Just about every business needs to build and understand its heart, that core element of strategy that's about what you're doing for whom, and who you are and what you want to do.
Beyond that, every business ought to be able to set down some tracks it can then follow and manage, watching progress towards goals. The sales forecast is the most obvious set of tracks. Milestones, like who does what, when, and for how much, are almost always useful. And don't forget the burn rate.
This isn't necessarily written down carefully into a formal text. It might be just bullet points, or even pictures; it might even be something you say in a 60-second elevator speech.
And as your company grows, you can grow your plan and your planning. Grow it like an artichoke grows, with leaves -- more details, more specifics, more description -- surrounding the heart.
Or, if you're starting your company with a plan for investment or business loans, or if your company is already there and already plans and you want to grow it, then you might go all the way to the more complete formal plan.
What's important is that you do the planning you need, to run your business better. Not the one-size-fits-all plan, but the just-big-enough plan to give you better planning and management without wasting any time or effort on documentation you won't use.
Planning should become management and better business, long-term progress towards goals, prioritizing, and focus; but you have to do it. It's up to you to make your planning work. It's not really about the plan, per se; it's about the discipline to use the plan to run the business.
If you think I am pushing too hard on this, fee free to jump into the planning at any time by skipping ahead to another chapter.
The plan-as-you-go business plan normally grows organically; it evolves as your business evolves. With monthly review schedules and performance tracking, your planning, unlike the classic plan document, stays alive and present -- on top of your mind where you consider it regularly.
For that to work, you have to keep assumptions at the forefront. You have to develop accountability by setting goals, usually with metrics, and then following up on performance with people.
Keep the plan visible, to all team members, using the review meetings if nothing else.

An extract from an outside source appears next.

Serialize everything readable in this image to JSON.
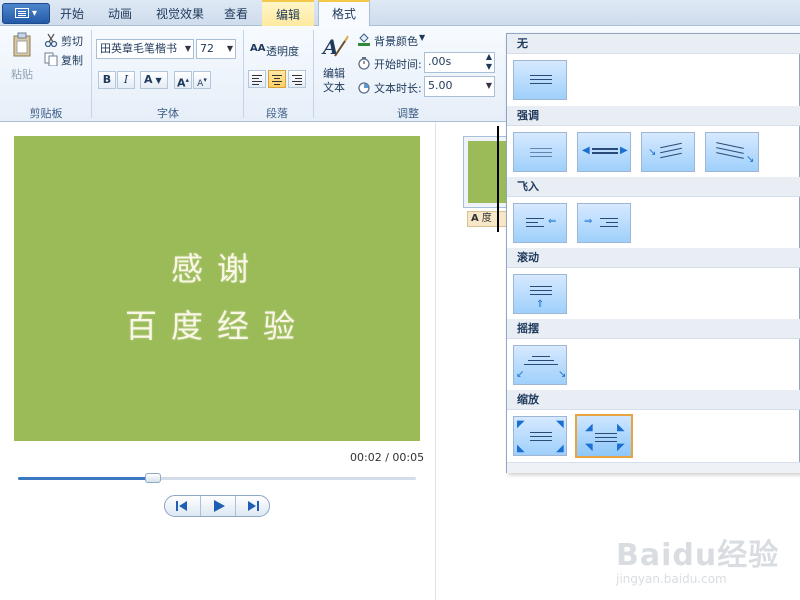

Ideally, key points, numbers, metrics, and assumptions are somewhere that team members can see them.
People become involved with the plan and committed to the plan. You can't really have people believing in the planning goals if they don't participate. Goals have to be credible and realistic. People who are charged with implementing the plan need to be involved in developing and managing the plan.
What we have here is a problem somewhat like healthy diet and regular exercise. Pretty much everybody agrees that those are good things, but not everybody actually eats well and exercises regularly. So too with good planning process. Knowing what to do doesn't mean you'll do it.
Hint: Set the review schedule ahead of time and invite the team members. Show the metrics. Suggest some key agenda points that you garner from the milestones. People need to believe in accountability for accountability to work.
I talk about this more in Chapter 6, Planning Process.